Are CEOs finally due for a pay cut?

Many shareholders, it turns out, belong to the 99 per cent

The global economy may not have completely recovered from the financial crash of 2008, but for senior executives, the hard times, if they ever arrived at all, are now nearly over. American CEOs earned an average of US$11 million in total compensation last year. That’s down just slightly from the US$12.4 million they earned in 2007, the last pre-crash year, according to a new analysis by the Economic Policy Institute, a U.S. think tank. In Canada, meanwhile, the 100 best-paid chief executives earned an average of $8.4 million in 2010, a raise of 27 per cent from 2009.

But there are growing signs that largesse isn’t sitting well, and not just with the Occupy movement.

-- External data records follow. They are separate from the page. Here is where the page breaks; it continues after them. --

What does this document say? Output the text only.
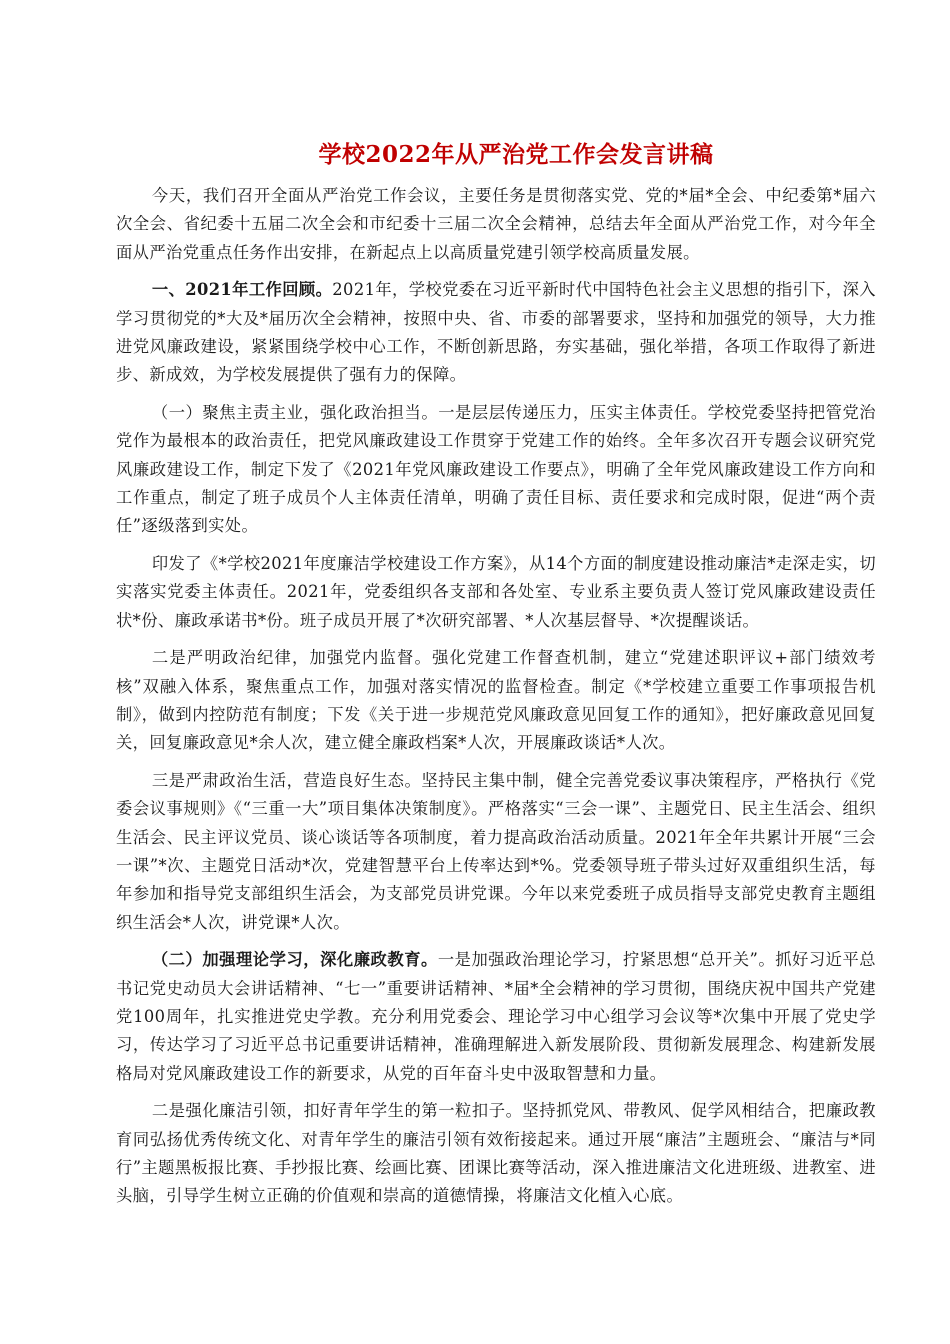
学校2022年从严治党工作会发言讲稿

今天，我们召开全面从严治党工作会议，主要任务是贯彻落实党、党的*届*全会、中纪委第*届六次全会、省纪委十五届二次全会和市纪委十三届二次全会精神，总结去年全面从严治党工作，对今年全面从严治党重点任务作出安排，在新起点上以高质量党建引领学校高质量发展。

一、2021年工作回顾。2021年，学校党委在习近平新时代中国特色社会主义思想的指引下，深入学习贯彻党的*大及*届历次全会精神，按照中央、省、市委的部署要求，坚持和加强党的领导，大力推进党风廉政建设，紧紧围绕学校中心工作，不断创新思路，夯实基础，强化举措，各项工作取得了新进步、新成效，为学校发展提供了强有力的保障。

（一）聚焦主责主业，强化政治担当。一是层层传递压力，压实主体责任。学校党委坚持把管党治党作为最根本的政治责任，把党风廉政建设工作贯穿于党建工作的始终。全年多次召开专题会议研究党风廉政建设工作，制定下发了《2021年党风廉政建设工作要点》，明确了全年党风廉政建设工作方向和工作重点，制定了班子成员个人主体责任清单，明确了责任目标、责任要求和完成时限，促进“两个责任”逐级落到实处。

印发了《*学校2021年度廉洁学校建设工作方案》，从14个方面的制度建设推动廉洁*走深走实，切实落实党委主体责任。2021年，党委组织各支部和各处室、专业系主要负责人签订党风廉政建设责任状*份、廉政承诺书*份。班子成员开展了*次研究部署、*人次基层督导、*次提醒谈话。

二是严明政治纪律，加强党内监督。强化党建工作督查机制，建立“党建述职评议+部门绩效考核”双融入体系，聚焦重点工作，加强对落实情况的监督检查。制定《*学校建立重要工作事项报告机制》，做到内控防范有制度；下发《关于进一步规范党风廉政意见回复工作的通知》，把好廉政意见回复关，回复廉政意见*余人次，建立健全廉政档案*人次，开展廉政谈话*人次。

三是严肃政治生活，营造良好生态。坚持民主集中制，健全完善党委议事决策程序，严格执行《党委会议事规则》《“三重一大”项目集体决策制度》。严格落实“三会一课”、主题党日、民主生活会、组织生活会、民主评议党员、谈心谈话等各项制度，着力提高政治活动质量。2021年全年共累计开展“三会一课”*次、主题党日活动*次，党建智慧平台上传率达到*%。党委领导班子带头过好双重组织生活，每年参加和指导党支部组织生活会，为支部党员讲党课。今年以来党委班子成员指导支部党史教育主题组织生活会*人次，讲党课*人次。

（二）加强理论学习，深化廉政教育。一是加强政治理论学习，拧紧思想“总开关”。抓好习近平总书记党史动员大会讲话精神、“七一”重要讲话精神、*届*全会精神的学习贯彻，围绕庆祝中国共产党建党100周年，扎实推进党史学教。充分利用党委会、理论学习中心组学习会议等*次集中开展了党史学习，传达学习了习近平总书记重要讲话精神，准确理解进入新发展阶段、贯彻新发展理念、构建新发展格局对党风廉政建设工作的新要求，从党的百年奋斗史中汲取智慧和力量。

二是强化廉洁引领，扣好青年学生的第一粒扣子。坚持抓党风、带教风、促学风相结合，把廉政教育同弘扬优秀传统文化、对青年学生的廉洁引领有效衔接起来。通过开展“廉洁”主题班会、“廉洁与*同行”主题黑板报比赛、手抄报比赛、绘画比赛、团课比赛等活动，深入推进廉洁文化进班级、进教室、进头脑，引导学生树立正确的价值观和崇高的道德情操，将廉洁文化植入心底。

Investors worldwide are protesting more vocally about executive pay. More than half of Citigroup shareholders voted to reject a US$15-million pay package for CEO Vikram Pandit in April. (Shares in the U.S. bank have fallen more than 80 per cent since Pandit took over in 2007.) In the U.K., Barclays’ shareholders heckled board chairman Marcus Agius at a recent annual meeting, while investors in U.S. natural gas giant Chesapeake Energy, CIBC and other firms have been rumbling about similar revolts in recent months. It turns out that institutional investors, too, are part of the 99 per cent.